J’aimerais mettre l’amphase sur l’important de la tolérance dans le processus. Peu importe le groupe dans lequel on se retrouve, nous arrivons tous·tes avec des connaissances, compétences et expériences différentes face à la violence et à la bienveillance. Il est important d’encourager et reconnaitre les personnes ayant une facilité à la douceur, sans discriminer les personnes n’ayant pas la même chance. Reconnaitre la montagne à franchir se présentant devant celles·ceux·celleux ayant plus de chemin à faire est un bon début. L’appel à la tolérance est fait bien sûr aux adultes responsables, mais aussi à tout membre du groupe partageant l’espace risquant d’être touché par la violence internalisé de ces personnes. Par exemple, l’exaspération face au rythme de leurs progrès risque de décourager les personnes partant de plus loin dans ce nouvel apprentissage, les poussant peut-être même à abandonner le processus pour retourner dans les comportements qu’ils·elles·iels connaissent. Reconnaitre l’ampleur de la tâche qu’on leur demande d’accomplir peut aider à leur donner la force et le courage nécessaire pour enclencher un changement permanent. N’importe quel nouvel apprentissage est difficile, ce n’est pas différent avec la bienveillance : Plus on le pratique, plus ça devient facile. De plus, grâce à l’expérience concrète du droit à la communauté et l’empathie même suite à l’erreur et l’imperfection humaine, le processus bénéficie tous les membres du groupe y participant.

 

Je crois également que le processus de réhabilitation au vivre ensemble est troublé par notre système de croyance correctionnelle. L’objectif serait de quitter la structure où l’on agit avec bienveillance pour ne pas être puni, pour se diriger plutôt vers des actions motiver par le désir d’expérimenter un environnement doux et bienveillant. Nos actions sont alors ancrées dans l’aspiration à la connexion avec l’autre plutôt que dans la peur de souffrir, du rejet et de la punition. L’éducation par la punition rend l’erreur plus difficile à admettre, ainsi à corriger. J’ai peur d’admettre mes tords lorsque ceux-ci risquent de me causer quelconque souffrance par la punition venant de l’autorité ou même de mes pair·es. Si la bienveillance est maintenue par la peur d’être puni ou rejeté, cette structure n’est ni solide ni durable.

 

Notre seul espoir au long terme est de trouver une façon de vivre collectivement afin de répondre à l’ensemble de nos besoins humains.
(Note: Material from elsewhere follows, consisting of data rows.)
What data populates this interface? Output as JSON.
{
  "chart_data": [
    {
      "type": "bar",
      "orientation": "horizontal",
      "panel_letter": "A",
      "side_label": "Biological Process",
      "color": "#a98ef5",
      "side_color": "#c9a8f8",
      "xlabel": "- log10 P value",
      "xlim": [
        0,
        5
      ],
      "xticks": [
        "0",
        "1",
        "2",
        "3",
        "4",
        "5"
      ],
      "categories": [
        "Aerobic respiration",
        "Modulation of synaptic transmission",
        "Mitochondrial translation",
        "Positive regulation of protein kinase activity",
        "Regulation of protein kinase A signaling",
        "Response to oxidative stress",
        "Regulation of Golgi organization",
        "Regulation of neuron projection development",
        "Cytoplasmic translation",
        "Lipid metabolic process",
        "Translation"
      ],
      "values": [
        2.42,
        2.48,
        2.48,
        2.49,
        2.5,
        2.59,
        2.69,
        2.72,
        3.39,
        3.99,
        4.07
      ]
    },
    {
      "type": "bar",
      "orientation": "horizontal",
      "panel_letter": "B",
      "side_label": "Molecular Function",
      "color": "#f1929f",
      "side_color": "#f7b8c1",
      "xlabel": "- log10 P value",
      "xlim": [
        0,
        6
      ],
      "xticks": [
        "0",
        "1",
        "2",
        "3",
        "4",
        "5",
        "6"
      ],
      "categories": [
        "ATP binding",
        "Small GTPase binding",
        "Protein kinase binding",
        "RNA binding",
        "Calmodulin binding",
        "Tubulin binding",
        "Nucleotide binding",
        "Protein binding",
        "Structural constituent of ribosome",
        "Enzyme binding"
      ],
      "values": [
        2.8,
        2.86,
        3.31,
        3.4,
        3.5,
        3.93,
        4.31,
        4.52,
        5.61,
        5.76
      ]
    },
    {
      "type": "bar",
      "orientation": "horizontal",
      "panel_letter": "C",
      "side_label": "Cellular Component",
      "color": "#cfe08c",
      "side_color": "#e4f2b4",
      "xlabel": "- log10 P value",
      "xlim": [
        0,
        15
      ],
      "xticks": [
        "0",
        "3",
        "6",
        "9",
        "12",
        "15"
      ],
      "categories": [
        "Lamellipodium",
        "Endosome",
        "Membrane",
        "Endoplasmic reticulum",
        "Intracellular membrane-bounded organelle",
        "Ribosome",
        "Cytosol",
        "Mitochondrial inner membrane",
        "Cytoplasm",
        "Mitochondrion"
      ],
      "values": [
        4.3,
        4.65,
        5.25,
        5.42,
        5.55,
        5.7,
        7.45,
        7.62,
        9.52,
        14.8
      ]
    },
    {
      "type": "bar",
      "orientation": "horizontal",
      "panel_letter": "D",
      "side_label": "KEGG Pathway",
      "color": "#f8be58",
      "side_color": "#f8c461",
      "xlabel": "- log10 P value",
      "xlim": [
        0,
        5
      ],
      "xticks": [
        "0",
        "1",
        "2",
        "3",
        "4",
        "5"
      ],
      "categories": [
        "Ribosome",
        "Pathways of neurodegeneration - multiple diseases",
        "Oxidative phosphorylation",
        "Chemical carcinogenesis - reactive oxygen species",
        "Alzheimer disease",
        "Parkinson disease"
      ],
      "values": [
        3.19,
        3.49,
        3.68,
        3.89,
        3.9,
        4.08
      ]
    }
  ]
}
Je nous invite ainsi à nous rappeler que nous sommes faits pour vivre en communauté, rire, danser, créer, nous amuser ensemble et partager ces plaisirs de la vie avec les gens qui nous entourent. Mais pour que ce soit possible, il faut un lieu où il est émotionnellement et physiquement sécuritaire de s’exprimer et célébrer dans toute notre authenticité. Je fais donc appel à la bienveillance bruyante, pour entendre les voix qui croient en un monde où il fait bon vivre longtemps.